You are viewing a plain text version of this content. The canonical link for it is here.
Posted to dev@flink.apache.org by Florian Gößler <ma...@floriangoessler.de> on 2015/06/02 13:10:58 UTC

[FLINK-1731] [ML] Issues with vector to breeze converter while implementing KMeans

Hi Flink Community,

we are implementing a KMeans algorithm in the ML part of Flink, but after recent updates we ran into an issues with the vector to breeze converter.

We are getting the following compile error:

Error:(200, 75) ambiguous implicit values:
 both value denseVectorConverter in object BreezeVectorConverter of type => org.apache.flink.ml.math.BreezeVectorConverter[org.apache.flink.ml.math.DenseVector]
 and value sparseVectorConverter in object BreezeVectorConverter of type => org.apache.flink.ml.math.BreezeVectorConverter[org.apache.flink.ml.math.SparseVector]
 match expected type org.apache.flink.ml.math.BreezeVectorConverter[T]
            .reduce((p1, p2) => (p1._1, (p1._2.asBreeze + p2._2.asBreeze).fromBreeze, p1._3 + p2._3))
                                                                          ^

The code looks like this:

new FitOperation[KMeans, Vector] {
      override def fit(
        instance: KMeans,
        fitParameters: ParameterMap,
        input: DataSet[Vector])
      : Unit = {
        val resultingParameters = instance.parameters ++ fitParameters

        val centroids: DataSet[LabeledVector] = resultingParameters.get(InitialCentroids).getdon'
        val numIterations: Int = resultingParameters.get(NumIterations).get

        val finalCentroids = centroids.iterate(numIterations) { currentCentroids =>
          val newCentroids: DataSet[LabeledVector] = input
            .map(new SelectNearestCenterMapper).withBroadcastSet(currentCentroids, CENTROIDS)
            .map(x => (x.label, x.vector, 1.0)).withForwardedFields("label->_1; vector->_2")
            .groupBy(x => x._1)
            .reduce((p1, p2) => (p1._1, (p1._2.asBreeze + p2._2.asBreeze).fromBreeze, p1._3 + p2._3))
            .withForwardedFields("_1")
            .map(x => LabeledVector(x._1, (x._2.asBreeze :/ x._3).fromBreeze))
            .withForwardedFields("_1->label")

          newCentroids
        }

        instance.centroids = Some(finalCentroids)
      }
}

We are getting this error since the commit https://github.com/apache/flink/commit/ae446388b91ecc0f08887da19400395b96b32f6c .
It looks like the change to flink-ml/src/main/scala/org/apache/flink/ml/math/BreezeVectorConverter.scala introduced this problem.
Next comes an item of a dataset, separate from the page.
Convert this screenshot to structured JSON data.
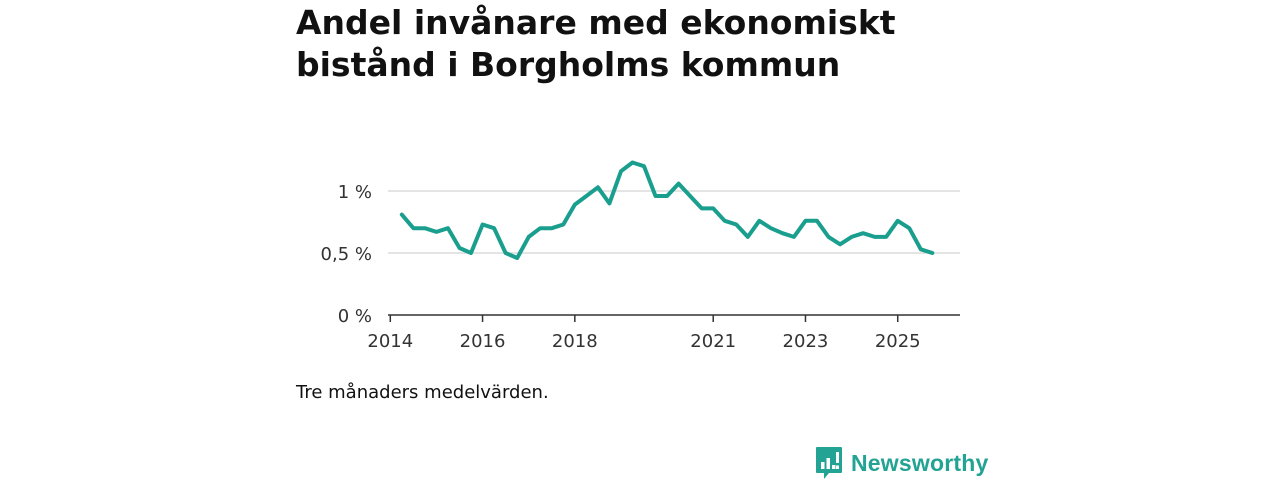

We are not that experienced with scala and don’t know how to resolve this issue.

You can have a look at the code in the pull request: https://github.com/apache/flink/pull/700


Thanks in advance,

Florian & Co.



Re: [FLINK-1731] [ML] Issues with vector to breeze converter while implementing KMeans

Posted by Till Rohrmann <ti...@gmail.com>.
Hi Florian,

I just wrote a patch for this problem. I wait until all tests pass and then
I’ll merge the fix. Thus, it will be included in the current master in the
late afternoon.

If you don’t want to wait that long, then you can also solve the issue with
.fromBreeze[org.apache.flink.ml.math.Vector].

Cheers,
Till
​

On Tue, Jun 2, 2015 at 1:10 PM, Florian Gößler <ma...@floriangoessler.de>
wrote:

> Hi Flink Community,
>
> we are implementing a KMeans algorithm in the ML part of Flink, but after
> recent updates we ran into an issues with the vector to breeze converter.
>
> We are getting the following compile error:
>
> Error:(200, 75) ambiguous implicit values:
>  both value denseVectorConverter in object BreezeVectorConverter of type
> =>
> org.apache.flink.ml.math.BreezeVectorConverter[org.apache.flink.ml.math.DenseVector]
>  and value sparseVectorConverter in object BreezeVectorConverter of type
> =>
> org.apache.flink.ml.math.BreezeVectorConverter[org.apache.flink.ml.math.SparseVector]
>  match expected type org.apache.flink.ml.math.BreezeVectorConverter[T]
>             .reduce((p1, p2) => (p1._1, (p1._2.asBreeze +
> p2._2.asBreeze).fromBreeze, p1._3 + p2._3))
>                                                                           ^
>
> The code looks like this:
>
> new FitOperation[KMeans, Vector] {
>       override def fit(
>         instance: KMeans,
>         fitParameters: ParameterMap,
>         input: DataSet[Vector])
>       : Unit = {
>         val resultingParameters = instance.parameters ++ fitParameters
>
>         val centroids: DataSet[LabeledVector] =
> resultingParameters.get(InitialCentroids).getdon'
>         val numIterations: Int = resultingParameters.get(NumIterations).get
>
>         val finalCentroids = centroids.iterate(numIterations) {
> currentCentroids =>
>           val newCentroids: DataSet[LabeledVector] = input
>             .map(new
> SelectNearestCenterMapper).withBroadcastSet(currentCentroids, CENTROIDS)
>             .map(x => (x.label, x.vector,
> 1.0)).withForwardedFields("label->_1; vector->_2")
>             .groupBy(x => x._1)
>             .reduce((p1, p2) => (p1._1, (p1._2.asBreeze +
> p2._2.asBreeze).fromBreeze, p1._3 + p2._3))
>             .withForwardedFields("_1")
>             .map(x => LabeledVector(x._1, (x._2.asBreeze :/
> x._3).fromBreeze))
>             .withForwardedFields("_1->label")
>
>           newCentroids
>         }
>
>         instance.centroids = Some(finalCentroids)
>       }
> }
>
> We are getting this error since the commit
> https://github.com/apache/flink/commit/ae446388b91ecc0f08887da19400395b96b32f6c
> .
> It looks like the change to
> flink-ml/src/main/scala/org/apache/flink/ml/math/BreezeVectorConverter.scala
> introduced this problem.
>
> We are not that experienced with scala and don’t know how to resolve this
> issue.
>
> You can have a look at the code in the pull request:
> https://github.com/apache/flink/pull/700
>
>
> Thanks in advance,
>
> Florian & Co.
>
>
>